Covid-19 isn’t the only thing causing challenges, seasonal affective disorder (SAD) can also play a role at this time of year. SAD is a type of depression characterised by its recurrent seasonal pattern, with symptoms lasting about 4 to 5 months per year“. This mental health issue is especially common when winter starts, and people begin feeling blue as the days become shorter and there is less light.

The Mental Health Benefits of Owning a Pet

To fight the gloominess of Blue Monday, some people turn to pet therapy. In 2019 for example, pop-up puppy parks took over the entrances of six office buildings in Toronto, Canada. The Centre for Addiction and Mental Health (CAMH) organised this initiative, with a view to uplifting the spirits of office workers in downtown Toronto through some puppy power! The event was a success, and it also helped spread awareness about mental health issues.

The human-animal bond offers potential benefits for mental health issues. #PetPower can create favourable emotional, psychological, and physical interactions between people and animals that positively shape societies and communities. And this is not just anecdotal information, as many peer-reviewed studies have confirmed several benefits created by the human-animal bond.

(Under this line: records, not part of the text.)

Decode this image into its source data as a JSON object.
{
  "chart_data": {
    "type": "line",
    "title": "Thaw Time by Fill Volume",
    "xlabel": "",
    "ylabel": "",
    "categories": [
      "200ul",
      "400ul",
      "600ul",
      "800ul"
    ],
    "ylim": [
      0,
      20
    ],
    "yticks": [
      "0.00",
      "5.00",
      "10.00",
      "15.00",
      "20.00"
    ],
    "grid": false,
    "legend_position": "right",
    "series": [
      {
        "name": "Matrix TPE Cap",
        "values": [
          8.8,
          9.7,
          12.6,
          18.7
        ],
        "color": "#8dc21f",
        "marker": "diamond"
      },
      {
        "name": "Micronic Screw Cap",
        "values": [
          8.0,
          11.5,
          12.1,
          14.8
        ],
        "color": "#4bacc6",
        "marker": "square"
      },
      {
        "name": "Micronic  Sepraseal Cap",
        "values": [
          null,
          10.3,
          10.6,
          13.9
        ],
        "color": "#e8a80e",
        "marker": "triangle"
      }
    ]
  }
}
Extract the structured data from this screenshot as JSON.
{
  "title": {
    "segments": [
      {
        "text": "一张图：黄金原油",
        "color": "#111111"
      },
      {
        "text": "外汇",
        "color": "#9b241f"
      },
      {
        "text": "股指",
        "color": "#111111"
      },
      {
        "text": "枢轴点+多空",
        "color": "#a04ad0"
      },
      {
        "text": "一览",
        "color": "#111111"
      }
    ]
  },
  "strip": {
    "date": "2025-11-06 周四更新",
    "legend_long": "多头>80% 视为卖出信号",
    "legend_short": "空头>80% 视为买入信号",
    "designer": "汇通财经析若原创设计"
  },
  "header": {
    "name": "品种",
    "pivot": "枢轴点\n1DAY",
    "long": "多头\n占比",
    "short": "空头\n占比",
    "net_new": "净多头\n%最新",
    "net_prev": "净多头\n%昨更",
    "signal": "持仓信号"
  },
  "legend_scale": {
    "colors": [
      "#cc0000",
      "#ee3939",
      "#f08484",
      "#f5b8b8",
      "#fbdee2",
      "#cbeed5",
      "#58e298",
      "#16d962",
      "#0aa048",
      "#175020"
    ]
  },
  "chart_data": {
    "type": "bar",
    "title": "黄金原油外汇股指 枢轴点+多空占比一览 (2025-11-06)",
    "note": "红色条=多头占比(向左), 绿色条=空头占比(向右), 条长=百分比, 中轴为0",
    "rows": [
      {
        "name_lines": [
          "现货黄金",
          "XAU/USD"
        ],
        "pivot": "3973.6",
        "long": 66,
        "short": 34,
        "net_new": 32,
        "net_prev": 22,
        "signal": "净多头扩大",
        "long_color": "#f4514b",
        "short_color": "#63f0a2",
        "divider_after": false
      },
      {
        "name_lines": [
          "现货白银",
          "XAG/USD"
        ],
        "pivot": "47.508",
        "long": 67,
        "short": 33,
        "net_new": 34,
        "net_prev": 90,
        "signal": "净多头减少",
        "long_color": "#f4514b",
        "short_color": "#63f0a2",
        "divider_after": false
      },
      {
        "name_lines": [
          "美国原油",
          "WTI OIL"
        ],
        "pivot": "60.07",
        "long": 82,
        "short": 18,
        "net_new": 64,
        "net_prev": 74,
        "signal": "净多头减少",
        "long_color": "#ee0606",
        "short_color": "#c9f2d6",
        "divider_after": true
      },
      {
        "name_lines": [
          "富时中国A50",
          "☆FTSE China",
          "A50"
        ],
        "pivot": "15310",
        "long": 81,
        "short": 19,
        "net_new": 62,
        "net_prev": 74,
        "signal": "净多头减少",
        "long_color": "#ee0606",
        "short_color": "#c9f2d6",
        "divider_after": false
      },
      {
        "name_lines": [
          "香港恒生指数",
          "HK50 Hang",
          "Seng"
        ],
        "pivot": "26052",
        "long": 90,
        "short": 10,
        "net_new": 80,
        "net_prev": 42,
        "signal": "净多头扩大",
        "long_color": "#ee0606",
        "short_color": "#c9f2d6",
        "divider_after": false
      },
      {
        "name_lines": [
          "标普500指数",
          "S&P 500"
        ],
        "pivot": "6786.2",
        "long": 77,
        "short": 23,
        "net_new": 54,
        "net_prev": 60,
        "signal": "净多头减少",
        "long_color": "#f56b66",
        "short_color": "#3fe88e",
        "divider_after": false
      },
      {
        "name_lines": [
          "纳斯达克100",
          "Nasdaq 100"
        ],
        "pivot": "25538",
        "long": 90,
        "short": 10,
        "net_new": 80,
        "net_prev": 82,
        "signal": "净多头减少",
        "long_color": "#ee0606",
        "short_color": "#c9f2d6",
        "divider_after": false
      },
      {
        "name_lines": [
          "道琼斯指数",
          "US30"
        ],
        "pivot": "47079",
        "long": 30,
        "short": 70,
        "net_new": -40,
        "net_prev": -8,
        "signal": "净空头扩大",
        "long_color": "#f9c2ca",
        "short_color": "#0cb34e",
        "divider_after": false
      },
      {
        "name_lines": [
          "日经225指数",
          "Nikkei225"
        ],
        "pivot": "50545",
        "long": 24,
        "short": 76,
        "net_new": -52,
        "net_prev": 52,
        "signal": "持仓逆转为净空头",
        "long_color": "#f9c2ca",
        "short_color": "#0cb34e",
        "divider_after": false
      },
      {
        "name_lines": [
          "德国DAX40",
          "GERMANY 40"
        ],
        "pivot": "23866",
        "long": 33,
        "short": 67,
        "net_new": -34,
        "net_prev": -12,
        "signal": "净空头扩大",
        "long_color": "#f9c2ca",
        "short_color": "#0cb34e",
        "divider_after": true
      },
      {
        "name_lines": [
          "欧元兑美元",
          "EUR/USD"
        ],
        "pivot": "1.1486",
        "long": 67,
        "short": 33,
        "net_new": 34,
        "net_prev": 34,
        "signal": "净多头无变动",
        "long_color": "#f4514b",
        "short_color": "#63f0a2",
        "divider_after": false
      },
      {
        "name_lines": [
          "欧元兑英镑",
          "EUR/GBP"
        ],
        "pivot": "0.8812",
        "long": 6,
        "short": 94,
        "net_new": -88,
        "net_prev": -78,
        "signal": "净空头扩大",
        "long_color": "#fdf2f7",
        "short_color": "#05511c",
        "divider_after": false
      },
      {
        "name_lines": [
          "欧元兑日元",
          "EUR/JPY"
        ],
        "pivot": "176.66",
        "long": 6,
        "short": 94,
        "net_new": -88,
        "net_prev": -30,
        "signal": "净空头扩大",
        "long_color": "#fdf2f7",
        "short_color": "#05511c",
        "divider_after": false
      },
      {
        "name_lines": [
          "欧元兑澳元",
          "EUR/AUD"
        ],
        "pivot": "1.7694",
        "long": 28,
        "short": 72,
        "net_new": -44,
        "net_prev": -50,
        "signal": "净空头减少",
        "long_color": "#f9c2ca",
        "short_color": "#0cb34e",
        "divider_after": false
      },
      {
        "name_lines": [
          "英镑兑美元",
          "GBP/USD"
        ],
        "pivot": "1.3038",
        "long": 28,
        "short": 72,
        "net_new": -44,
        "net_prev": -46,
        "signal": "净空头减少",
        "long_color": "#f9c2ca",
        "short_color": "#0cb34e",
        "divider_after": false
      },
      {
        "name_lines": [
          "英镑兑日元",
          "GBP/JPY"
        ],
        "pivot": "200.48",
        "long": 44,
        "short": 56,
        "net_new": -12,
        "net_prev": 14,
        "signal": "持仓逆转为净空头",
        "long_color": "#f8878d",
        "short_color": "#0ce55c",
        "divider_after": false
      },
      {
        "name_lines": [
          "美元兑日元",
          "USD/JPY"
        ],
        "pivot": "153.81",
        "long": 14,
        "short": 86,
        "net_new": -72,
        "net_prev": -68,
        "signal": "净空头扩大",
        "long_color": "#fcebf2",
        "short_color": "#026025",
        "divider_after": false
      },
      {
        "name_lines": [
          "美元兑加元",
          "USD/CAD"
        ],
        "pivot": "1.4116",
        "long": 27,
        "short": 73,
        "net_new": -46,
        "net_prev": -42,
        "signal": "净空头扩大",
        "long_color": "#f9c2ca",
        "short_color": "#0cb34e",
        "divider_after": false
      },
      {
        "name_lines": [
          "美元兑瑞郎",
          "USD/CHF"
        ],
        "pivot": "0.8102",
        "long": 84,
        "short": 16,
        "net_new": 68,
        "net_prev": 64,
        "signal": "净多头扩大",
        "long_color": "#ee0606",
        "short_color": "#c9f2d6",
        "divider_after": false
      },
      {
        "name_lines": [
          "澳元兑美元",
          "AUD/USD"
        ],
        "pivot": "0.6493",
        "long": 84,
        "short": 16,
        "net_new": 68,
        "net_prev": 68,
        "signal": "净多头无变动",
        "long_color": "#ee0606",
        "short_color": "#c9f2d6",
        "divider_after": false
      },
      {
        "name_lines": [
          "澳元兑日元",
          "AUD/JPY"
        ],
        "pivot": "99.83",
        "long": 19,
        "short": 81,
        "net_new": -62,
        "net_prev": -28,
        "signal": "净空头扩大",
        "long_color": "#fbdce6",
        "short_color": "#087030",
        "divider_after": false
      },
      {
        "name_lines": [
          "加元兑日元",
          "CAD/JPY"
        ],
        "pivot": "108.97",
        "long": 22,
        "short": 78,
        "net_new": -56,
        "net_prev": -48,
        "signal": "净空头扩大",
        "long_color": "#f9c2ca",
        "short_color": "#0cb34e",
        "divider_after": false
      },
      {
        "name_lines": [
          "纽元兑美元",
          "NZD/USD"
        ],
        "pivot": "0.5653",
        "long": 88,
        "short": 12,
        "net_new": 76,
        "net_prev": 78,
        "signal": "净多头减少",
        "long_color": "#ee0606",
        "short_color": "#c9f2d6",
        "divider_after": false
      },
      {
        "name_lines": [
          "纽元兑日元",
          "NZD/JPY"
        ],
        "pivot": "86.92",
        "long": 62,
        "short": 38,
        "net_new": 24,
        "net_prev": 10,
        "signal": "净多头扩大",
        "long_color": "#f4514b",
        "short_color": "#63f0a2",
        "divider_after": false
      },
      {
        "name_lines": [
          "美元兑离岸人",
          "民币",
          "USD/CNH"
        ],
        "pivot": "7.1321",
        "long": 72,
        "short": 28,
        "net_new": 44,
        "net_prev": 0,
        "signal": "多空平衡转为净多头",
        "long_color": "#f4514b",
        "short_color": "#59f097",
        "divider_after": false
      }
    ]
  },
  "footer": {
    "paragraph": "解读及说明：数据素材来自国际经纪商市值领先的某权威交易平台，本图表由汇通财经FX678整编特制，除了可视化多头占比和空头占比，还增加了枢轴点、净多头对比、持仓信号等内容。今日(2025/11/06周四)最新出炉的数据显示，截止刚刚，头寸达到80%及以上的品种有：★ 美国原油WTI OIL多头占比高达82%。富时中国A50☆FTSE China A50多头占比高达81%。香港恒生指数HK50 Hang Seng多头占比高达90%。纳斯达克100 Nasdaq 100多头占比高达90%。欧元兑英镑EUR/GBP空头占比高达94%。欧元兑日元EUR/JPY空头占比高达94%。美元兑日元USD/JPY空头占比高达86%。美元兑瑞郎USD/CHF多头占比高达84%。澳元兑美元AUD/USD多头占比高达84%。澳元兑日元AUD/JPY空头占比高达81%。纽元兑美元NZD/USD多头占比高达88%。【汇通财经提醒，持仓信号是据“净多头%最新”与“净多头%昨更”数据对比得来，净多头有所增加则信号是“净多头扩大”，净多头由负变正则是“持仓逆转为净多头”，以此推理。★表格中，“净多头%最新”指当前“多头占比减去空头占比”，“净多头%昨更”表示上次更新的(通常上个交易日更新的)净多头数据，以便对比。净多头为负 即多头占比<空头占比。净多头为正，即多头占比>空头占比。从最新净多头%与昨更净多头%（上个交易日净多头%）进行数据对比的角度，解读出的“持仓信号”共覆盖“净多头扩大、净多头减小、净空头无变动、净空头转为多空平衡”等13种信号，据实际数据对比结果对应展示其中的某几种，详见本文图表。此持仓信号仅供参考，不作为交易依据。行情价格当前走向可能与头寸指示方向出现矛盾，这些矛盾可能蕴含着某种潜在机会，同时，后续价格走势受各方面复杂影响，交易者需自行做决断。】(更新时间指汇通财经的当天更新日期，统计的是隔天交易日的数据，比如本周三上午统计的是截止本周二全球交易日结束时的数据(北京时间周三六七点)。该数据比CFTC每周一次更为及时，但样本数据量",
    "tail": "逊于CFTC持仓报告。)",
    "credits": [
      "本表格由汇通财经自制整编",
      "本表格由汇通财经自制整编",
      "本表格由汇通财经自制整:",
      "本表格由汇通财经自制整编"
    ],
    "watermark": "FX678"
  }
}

We highlight key findings from four of these studies in our booklet:

  1.  A UK review of studies showed that pets provided calming support and were perceived to have a sense of when they were needed.
  2. An Austrian paper highlighted the potential for dogs to boost self-esteem and act as excellent social lubricants by connecting people.
  3. Companion animals were also reported to alleviate loneliness in a study conducted in the Netherlands.
  4. A British study demonstrated that pets constitute a valuable source of support for managing feelings by offering a distraction from symptoms of illness and upsetting experiences.

Clearly, companion animals can help lessen negative feelings and brighten up your mood. #PetPower should definitely be considered a valuable asset to fight the gloominess of Blue Monday as well as mental health issues.

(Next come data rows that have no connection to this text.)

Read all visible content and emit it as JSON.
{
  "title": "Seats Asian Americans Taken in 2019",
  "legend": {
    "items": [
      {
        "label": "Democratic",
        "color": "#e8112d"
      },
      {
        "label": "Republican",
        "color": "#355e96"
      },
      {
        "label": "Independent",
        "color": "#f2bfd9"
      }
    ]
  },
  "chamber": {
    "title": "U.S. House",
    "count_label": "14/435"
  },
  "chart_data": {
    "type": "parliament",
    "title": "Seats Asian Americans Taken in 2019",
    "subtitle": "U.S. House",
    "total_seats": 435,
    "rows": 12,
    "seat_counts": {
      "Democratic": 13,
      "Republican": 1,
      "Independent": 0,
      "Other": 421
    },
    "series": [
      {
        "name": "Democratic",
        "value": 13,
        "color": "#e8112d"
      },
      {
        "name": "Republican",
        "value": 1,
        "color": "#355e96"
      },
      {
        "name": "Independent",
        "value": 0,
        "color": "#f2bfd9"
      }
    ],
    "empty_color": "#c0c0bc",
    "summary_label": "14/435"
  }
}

The Pet Alliance Europe booklet on #PetPower is a brief compilation of the human-animal bond research carried out by European scientists. In it we introduce our concept of #PetPower, explaining what it means and highlighting some of the benefits that interactions between pets and people create for individuals and society at large.

Scientific research highlights the benefits of the human-animal bond, and findings to date confirm the significant social and societal potential that this bond offers. One aspect that #PetPower affects positively is physical health. Research has shown that pet ownership can lead to higher activity levels, reduction of feelings of depression in cancer patients, lower risk of heart attack recurrence and much more. Furthermore, our mental health can also draw benefits from having a pet in our home, as studies reveal that companion animals can alleviate loneliness, provide calming support, boost self-esteem and connect people who feel socially isolated. Child development is also positively affected. Interactions with pets can help facilitate language acquisition and potentially enhance verbal skills in children. Finally, #PetPower can play a role in healthy ageing. Studies highlight that an animal presence can reduce behavioural disturbances in people with dementia and stimulate increased rates of social contact amongst older adults.

Given this wide range of benefits, Pet Alliance Europe believes that investigating the benefits of the human-animal bond would be an important focus area for Horizon Europe research funding projects.